The output of the heapdom "foo.html" command is written to an HTML file "foo.html" that embeds JavaScript representing the dominator tree as a JSON data structure. To display the treemap, open this file in a Browser. (Note that nodes can have a subnode with the name intrinsic to indicate the node's own intrinsic size, which - for arrays - can be significantly larger than the sizes of contained objects.)

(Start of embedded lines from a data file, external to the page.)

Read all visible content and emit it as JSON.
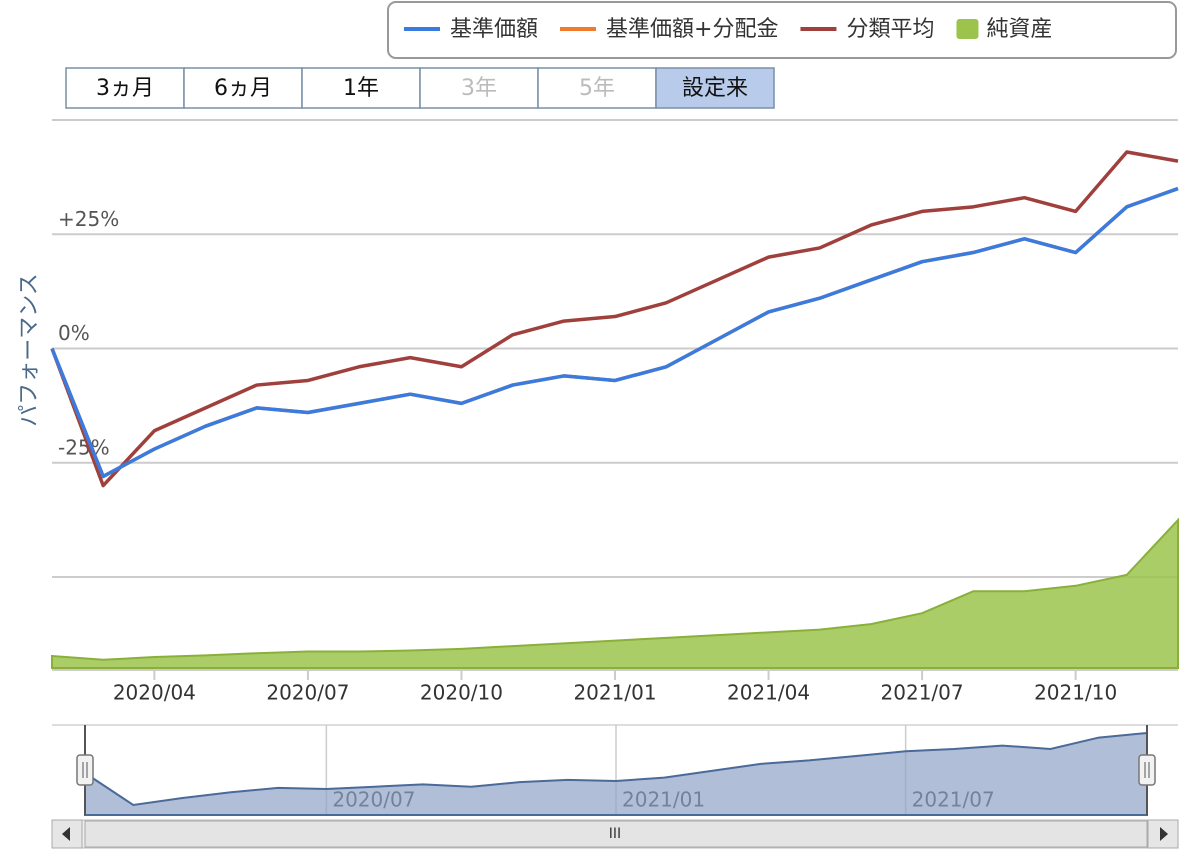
{
  "chart_data": {
    "type": "line",
    "y_axis_label": "パフォーマンス",
    "range_buttons": [
      "3ヵ月",
      "6ヵ月",
      "1年",
      "3年",
      "5年",
      "設定来"
    ],
    "selected_button": 5,
    "disabled_buttons": [
      3,
      4
    ],
    "x": [
      "2020/02",
      "2020/03",
      "2020/04",
      "2020/05",
      "2020/06",
      "2020/07",
      "2020/08",
      "2020/09",
      "2020/10",
      "2020/11",
      "2020/12",
      "2021/01",
      "2021/02",
      "2021/03",
      "2021/04",
      "2021/05",
      "2021/06",
      "2021/07",
      "2021/08",
      "2021/09",
      "2021/10",
      "2021/11",
      "2021/12"
    ],
    "xlim": [
      "2020/02",
      "2021/12"
    ],
    "xticks": [
      "2020/04",
      "2020/07",
      "2020/10",
      "2021/01",
      "2021/04",
      "2021/07",
      "2021/10"
    ],
    "navigator_ticks": [
      "2020/07",
      "2021/01",
      "2021/07"
    ],
    "ylim": [
      -50,
      50
    ],
    "yticks": [
      {
        "value": 25,
        "label": "+25%"
      },
      {
        "value": 0,
        "label": "0%"
      },
      {
        "value": -25,
        "label": "-25%"
      }
    ],
    "y2lim": [
      0,
      100
    ],
    "grid": true,
    "series": [
      {
        "name": "基準価額",
        "color": "#3a7be0",
        "values": [
          0,
          -28,
          -22,
          -17,
          -13,
          -14,
          -12,
          -10,
          -12,
          -8,
          -6,
          -7,
          -4,
          2,
          8,
          11,
          15,
          19,
          21,
          24,
          21,
          31,
          35
        ]
      },
      {
        "name": "基準価額+分配金",
        "color": "#f07b2c",
        "values": [
          0,
          -28,
          -22,
          -17,
          -13,
          -14,
          -12,
          -10,
          -12,
          -8,
          -6,
          -7,
          -4,
          2,
          8,
          11,
          15,
          19,
          21,
          24,
          21,
          31,
          35
        ]
      },
      {
        "name": "分類平均",
        "color": "#a0403c",
        "values": [
          0,
          -30,
          -18,
          -13,
          -8,
          -7,
          -4,
          -2,
          -4,
          3,
          6,
          7,
          10,
          15,
          20,
          22,
          27,
          30,
          31,
          33,
          30,
          43,
          41
        ]
      },
      {
        "name": "純資産",
        "color": "#9cc44c",
        "type": "area",
        "axis": "y2",
        "values": [
          2.2,
          1.5,
          2,
          2.3,
          2.7,
          3,
          3,
          3.2,
          3.5,
          4,
          4.5,
          5,
          5.5,
          6,
          6.5,
          7,
          8,
          10,
          14,
          14,
          15,
          17,
          27
        ]
      }
    ]
  }
}
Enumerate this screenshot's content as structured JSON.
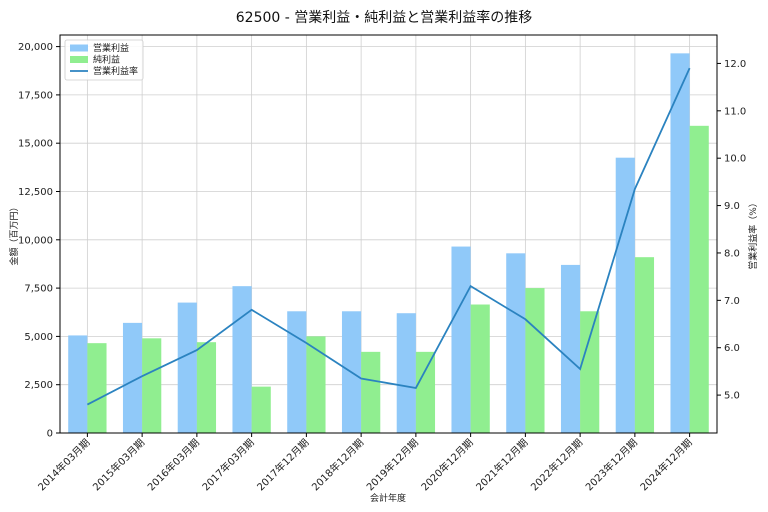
{
  "chart_data": {
    "type": "bar",
    "title": "62500 - 営業利益・純利益と営業利益率の推移",
    "xlabel": "会計年度",
    "ylabel": "金額（百万円）",
    "y2label": "営業利益率（%）",
    "categories": [
      "2014年03月期",
      "2015年03月期",
      "2016年03月期",
      "2017年03月期",
      "2017年12月期",
      "2018年12月期",
      "2019年12月期",
      "2020年12月期",
      "2021年12月期",
      "2022年12月期",
      "2023年12月期",
      "2024年12月期"
    ],
    "ylim": [
      0,
      20600
    ],
    "y2lim": [
      4.2,
      12.6
    ],
    "yticks": [
      0,
      2500,
      5000,
      7500,
      10000,
      12500,
      15000,
      17500,
      20000
    ],
    "ytick_labels": [
      "0",
      "2,500",
      "5,000",
      "7,500",
      "10,000",
      "12,500",
      "15,000",
      "17,500",
      "20,000"
    ],
    "y2ticks": [
      5.0,
      6.0,
      7.0,
      8.0,
      9.0,
      10.0,
      11.0,
      12.0
    ],
    "y2tick_labels": [
      "5.0",
      "6.0",
      "7.0",
      "8.0",
      "9.0",
      "10.0",
      "11.0",
      "12.0"
    ],
    "grid": true,
    "legend_position": "top-left",
    "series": [
      {
        "name": "営業利益",
        "kind": "bar",
        "color": "#90c9f9",
        "values": [
          5050,
          5700,
          6750,
          7600,
          6300,
          6300,
          6200,
          9650,
          9300,
          8700,
          14250,
          19650
        ]
      },
      {
        "name": "純利益",
        "kind": "bar",
        "color": "#90ee90",
        "values": [
          4650,
          4900,
          4700,
          2400,
          5000,
          4200,
          4200,
          6650,
          7500,
          6300,
          9100,
          15900
        ]
      },
      {
        "name": "営業利益率",
        "kind": "line",
        "axis": "right",
        "color": "#2b83c0",
        "values": [
          4.8,
          5.4,
          5.95,
          6.8,
          6.1,
          5.35,
          5.15,
          7.3,
          6.6,
          5.55,
          9.35,
          11.9
        ]
      }
    ]
  }
}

A word of warning: Chrome restricts the memory consumed by an individual browser tab to 4 GiB, which has occasionally not been sufficient in practice to render dominator trees consisting of more than ~1.75M nodes. Use the heapdom options to limit depth, width, or minimum object size of graphs larger than that, or options 'rootobject, to reduce the amount of data displayed. You will see nodes with the name elided appear that summarize the size of the objects or subtrees that have been elided from the output. Also note that Chrome may fail to load trees that are deeper than 128 nodes, which accordingly is the default depth limit for the heapdom command. In our experience, Firefox Developer Edition may be better at dealing with large (very detailed) treemaps.

Within the treemap.html file, you can also edit the value of the colorGrouping constant to select different rectangle fill color schemes, to visualize dominator trees by:

  • colorGrouping = 0: Darker rectangles indicate deeper nesting levels.
  • colorGrouping = 1: When used for a JavaScript file produced by the heapdom 'nodetype command, then different colors are used to easily distinguish, e.g., boxed objects or arrays from regular objects.

License

MemorySnapshotAnalyzer is licensed under the MIT License.